Louise Graham takes issue with Henderson J’s statement at [42] that he took as his starting point that the owning and holding of land in order to obtain an income from it is generally to be characterised as an investment activity. She says that this is inconsistent with Carnwath LJ’s statement in George [George and another (executors of Stedman) v HMRC [2003] EWCA Civ 1763] at [12] that although the exploitation of a proprietary interest is ‘in principle’ an investment activity, there is a wide spectrum involved. She says that Henderson J fails to recognise that the spectrum is of equal if not more importance as ‘in principle’. (paragraph 60)

The Graham judgment continues:

We do not think that the appellants have any need to seek to dilute the effect of Henderson J’s statement…. Nevertheless we accept that we must be vigilant in having in mind the spectrum and assessing where [a] business lies on that spectrum; and we agree that there is no presumption which requires rebuttal that a business which involves the exploitation of land for profit is mainly an investment business: the facts must be looked at in the round. (paragraph 61)

If there is no presumption that a land-based business is investment, was it correct for Henderson J to take it as his ‘starting point’?

I find another part of Henderson J’s Pawson judgment unsatisfactory:

I am unable to accept…that a holiday letting business is inherently of such a nature that it falls outside the scope of a ‘normal’ property letting business, of the kind envisaged by Carnwath LJ in George at paragraph [27]. On the contrary, I consider such a business to be a typical example of a property letting business, albeit one of a fairly specialist nature. (paragraph 46)

Why does its ‘fairly specialist nature’ not take a holiday letting ‘outside the scope of ‘normal’’? And, , if such businesses are normal property letting businesses, why has Parliament created special income tax and capital gains tax rules for them?

I also question the assumption, present in both the Pawson and Graham judgments, that selling holiday weeks in self-catering accommodation is an investment activity. Traditionally, seaside hotels and boarding houses would always let rooms a week at a time. While this is rarer today, would this be treated as investment activity? Of course not. What is different about letting weeks of self-catering accommodation?

Surely, to treat letting holiday weeks as an investment activity presupposes that there is an investment business? And, as I have already quoted from the Graham judgment:

‘We agree that there is no presumption which requires rebuttal that a business which involves the exploitation of land for profit is mainly an investment business: the facts must be looked at in the round.’ (paragraph 61)

The assumption that selling self-catering weeks is an investment activity seems to derive from Martin v IRC [1995] STC (SCD) 5. Martin was about a business park granting leases of, usually, three years.
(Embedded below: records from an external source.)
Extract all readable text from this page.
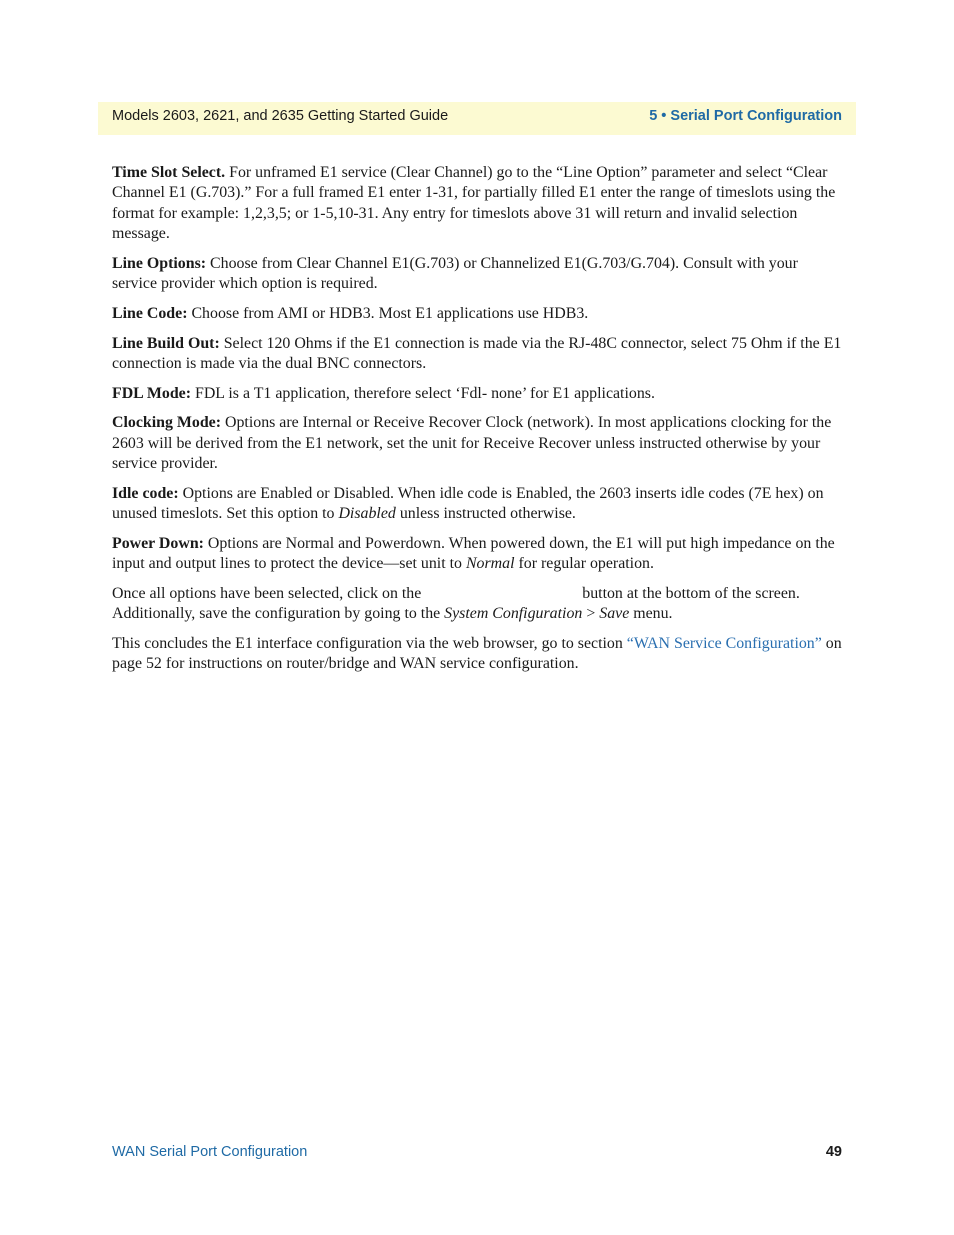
Models 2603, 2621, and 2635 Getting Started Guide	5 • Serial Port Configuration

Time Slot Select. For unframed E1 service (Clear Channel) go to the “Line Option” parameter and select “Clear Channel E1 (G.703).” For a full framed E1 enter 1-31, for partially filled E1 enter the range of timeslots using the format for example: 1,2,3,5; or 1-5,10-31. Any entry for timeslots above 31 will return and invalid selection message.

Line Options: Choose from Clear Channel E1(G.703) or Channelized E1(G.703/G.704). Consult with your service provider which option is required.

Line Code: Choose from AMI or HDB3. Most E1 applications use HDB3.

Line Build Out: Select 120 Ohms if the E1 connection is made via the RJ-48C connector, select 75 Ohm if the E1 connection is made via the dual BNC connectors.

FDL Mode: FDL is a T1 application, therefore select ‘Fdl- none’ for E1 applications.

Clocking Mode: Options are Internal or Receive Recover Clock (network). In most applications clocking for the 2603 will be derived from the E1 network, set the unit for Receive Recover unless instructed otherwise by your service provider.

Idle code: Options are Enabled or Disabled. When idle code is Enabled, the 2603 inserts idle codes (7E hex) on unused timeslots. Set this option to Disabled unless instructed otherwise.

Power Down: Options are Normal and Powerdown. When powered down, the E1 will put high impedance on the input and output lines to protect the device—set unit to Normal for regular operation.

Once all options have been selected, click on the	button at the bottom of the screen. Additionally, save the configuration by going to the System Configuration > Save menu.

This concludes the E1 interface configuration via the web browser, go to section “WAN Service Configuration” on page 52 for instructions on router/bridge and WAN service configuration.

WAN Serial Port Configuration	49
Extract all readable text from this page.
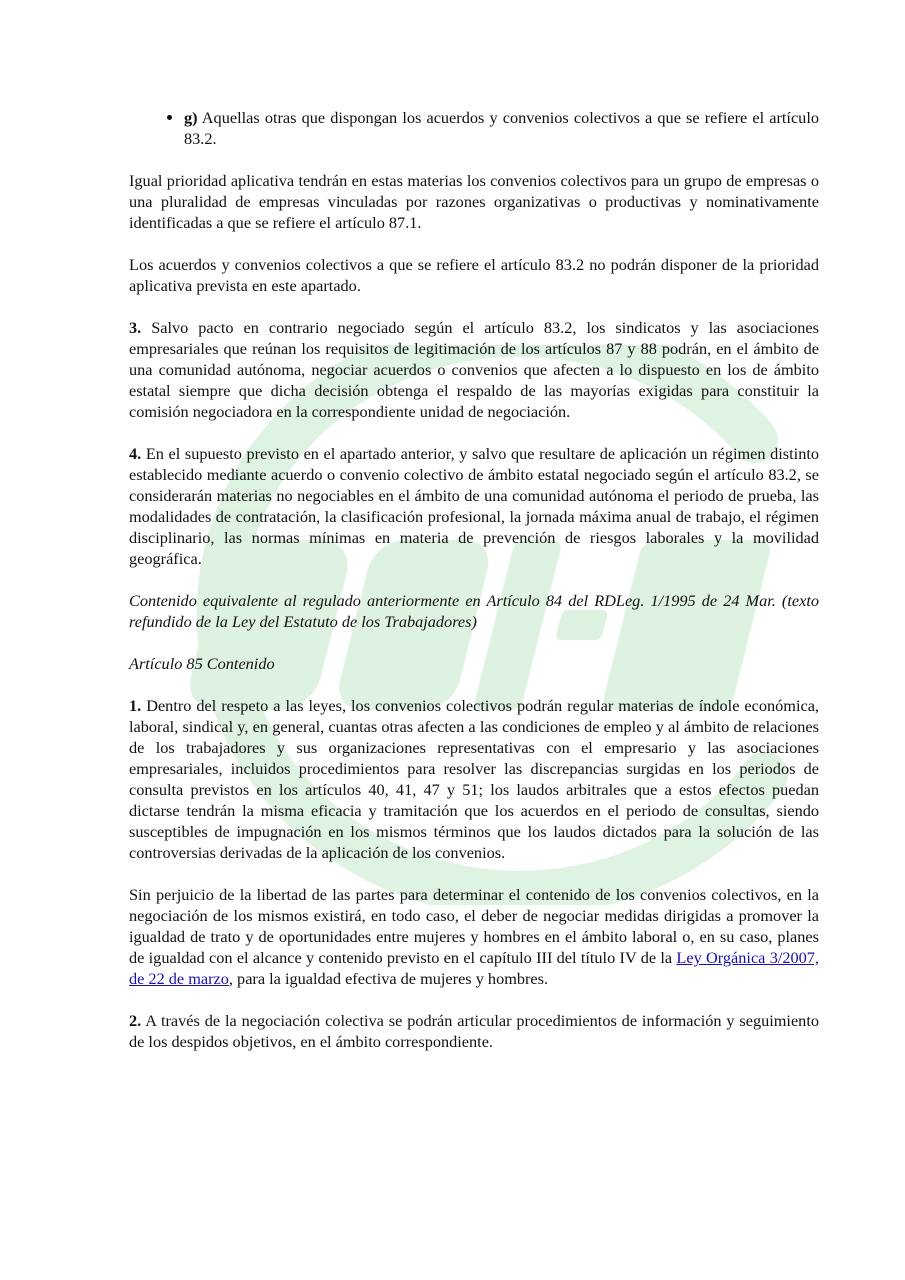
• g) Aquellas otras que dispongan los acuerdos y convenios colectivos a que se refiere el artículo 83.2.

Igual prioridad aplicativa tendrán en estas materias los convenios colectivos para un grupo de empresas o una pluralidad de empresas vinculadas por razones organizativas o productivas y nominativamente identificadas a que se refiere el artículo 87.1.

Los acuerdos y convenios colectivos a que se refiere el artículo 83.2 no podrán disponer de la prioridad aplicativa prevista en este apartado.

3. Salvo pacto en contrario negociado según el artículo 83.2, los sindicatos y las asociaciones empresariales que reúnan los requisitos de legitimación de los artículos 87 y 88 podrán, en el ámbito de una comunidad autónoma, negociar acuerdos o convenios que afecten a lo dispuesto en los de ámbito estatal siempre que dicha decisión obtenga el respaldo de las mayorías exigidas para constituir la comisión negociadora en la correspondiente unidad de negociación.

4. En el supuesto previsto en el apartado anterior, y salvo que resultare de aplicación un régimen distinto establecido mediante acuerdo o convenio colectivo de ámbito estatal negociado según el artículo 83.2, se considerarán materias no negociables en el ámbito de una comunidad autónoma el periodo de prueba, las modalidades de contratación, la clasificación profesional, la jornada máxima anual de trabajo, el régimen disciplinario, las normas mínimas en materia de prevención de riesgos laborales y la movilidad geográfica.

Contenido equivalente al regulado anteriormente en Artículo 84 del RDLeg. 1/1995 de 24 Mar. (texto refundido de la Ley del Estatuto de los Trabajadores)

Artículo 85 Contenido

1. Dentro del respeto a las leyes, los convenios colectivos podrán regular materias de índole económica, laboral, sindical y, en general, cuantas otras afecten a las condiciones de empleo y al ámbito de relaciones de los trabajadores y sus organizaciones representativas con el empresario y las asociaciones empresariales, incluidos procedimientos para resolver las discrepancias surgidas en los periodos de consulta previstos en los artículos 40, 41, 47 y 51; los laudos arbitrales que a estos efectos puedan dictarse tendrán la misma eficacia y tramitación que los acuerdos en el periodo de consultas, siendo susceptibles de impugnación en los mismos términos que los laudos dictados para la solución de las controversias derivadas de la aplicación de los convenios.

Sin perjuicio de la libertad de las partes para determinar el contenido de los convenios colectivos, en la negociación de los mismos existirá, en todo caso, el deber de negociar medidas dirigidas a promover la igualdad de trato y de oportunidades entre mujeres y hombres en el ámbito laboral o, en su caso, planes de igualdad con el alcance y contenido previsto en el capítulo III del título IV de la Ley Orgánica 3/2007, de 22 de marzo, para la igualdad efectiva de mujeres y hombres.

2. A través de la negociación colectiva se podrán articular procedimientos de información y seguimiento de los despidos objetivos, en el ámbito correspondiente.
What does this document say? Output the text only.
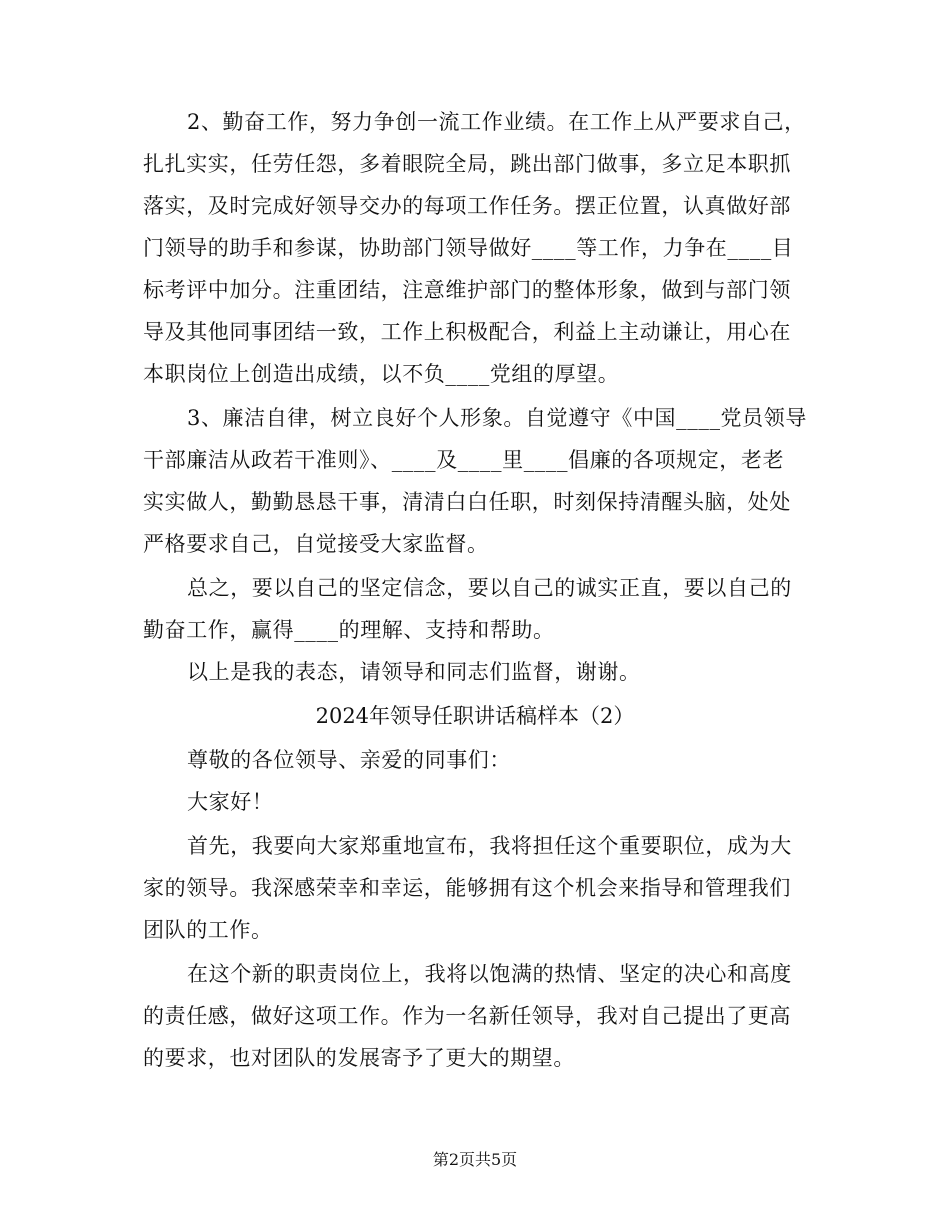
2、勤奋工作，努力争创一流工作业绩。在工作上从严要求自己，
扎扎实实，任劳任怨，多着眼院全局，跳出部门做事，多立足本职抓
落实，及时完成好领导交办的每项工作任务。摆正位置，认真做好部
门领导的助手和参谋，协助部门领导做好____等工作，力争在____目
标考评中加分。注重团结，注意维护部门的整体形象，做到与部门领
导及其他同事团结一致，工作上积极配合，利益上主动谦让，用心在
本职岗位上创造出成绩，以不负____党组的厚望。
3、廉洁自律，树立良好个人形象。自觉遵守《中国____党员领导
干部廉洁从政若干准则》、____及____里____倡廉的各项规定，老老
实实做人，勤勤恳恳干事，清清白白任职，时刻保持清醒头脑，处处
严格要求自己，自觉接受大家监督。
总之，要以自己的坚定信念，要以自己的诚实正直，要以自己的
勤奋工作，赢得____的理解、支持和帮助。
以上是我的表态，请领导和同志们监督，谢谢。
2024年领导任职讲话稿样本（2）
尊敬的各位领导、亲爱的同事们：
大家好！
首先，我要向大家郑重地宣布，我将担任这个重要职位，成为大
家的领导。我深感荣幸和幸运，能够拥有这个机会来指导和管理我们
团队的工作。
在这个新的职责岗位上，我将以饱满的热情、坚定的决心和高度
的责任感，做好这项工作。作为一名新任领导，我对自己提出了更高
的要求，也对团队的发展寄予了更大的期望。
第2页共5页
The Court of Appeal, in George, expressly agreed, ‘on its own facts’ with the Special Commissioner’s finding that arranging lettings was part of the investment. Is it right to transfer that conclusion, where the facts were that three years leases were being granted, to holiday lettings of a week or so? I do not think it is.

HMRC have appealed both the Vigne and Graham FTT decisions to the Upper Tribunal. Indeed the hearing on the Vigne case has already taken place and we can expect to read the judgment soon – perhaps even before this article is published. A lot of IHT will be at stake, now and in the future, on the correct approach to land-based businesses, so I am expecting that one if not both of these cases will be appealed further.

In both these reported cases a family member has led the appeal to the FTT and has been able to put before the tribunal their detailed knowledge of the business concerned. It is hard to be confident that many appeals of this kind will succeed without an enormous investment of time and energy by family members. How can these family members find the time to challenge HMRC while continuing to grow, or even keep afloat, the business? Surely this is one of the principal reasons that businesses are given relief against IHT?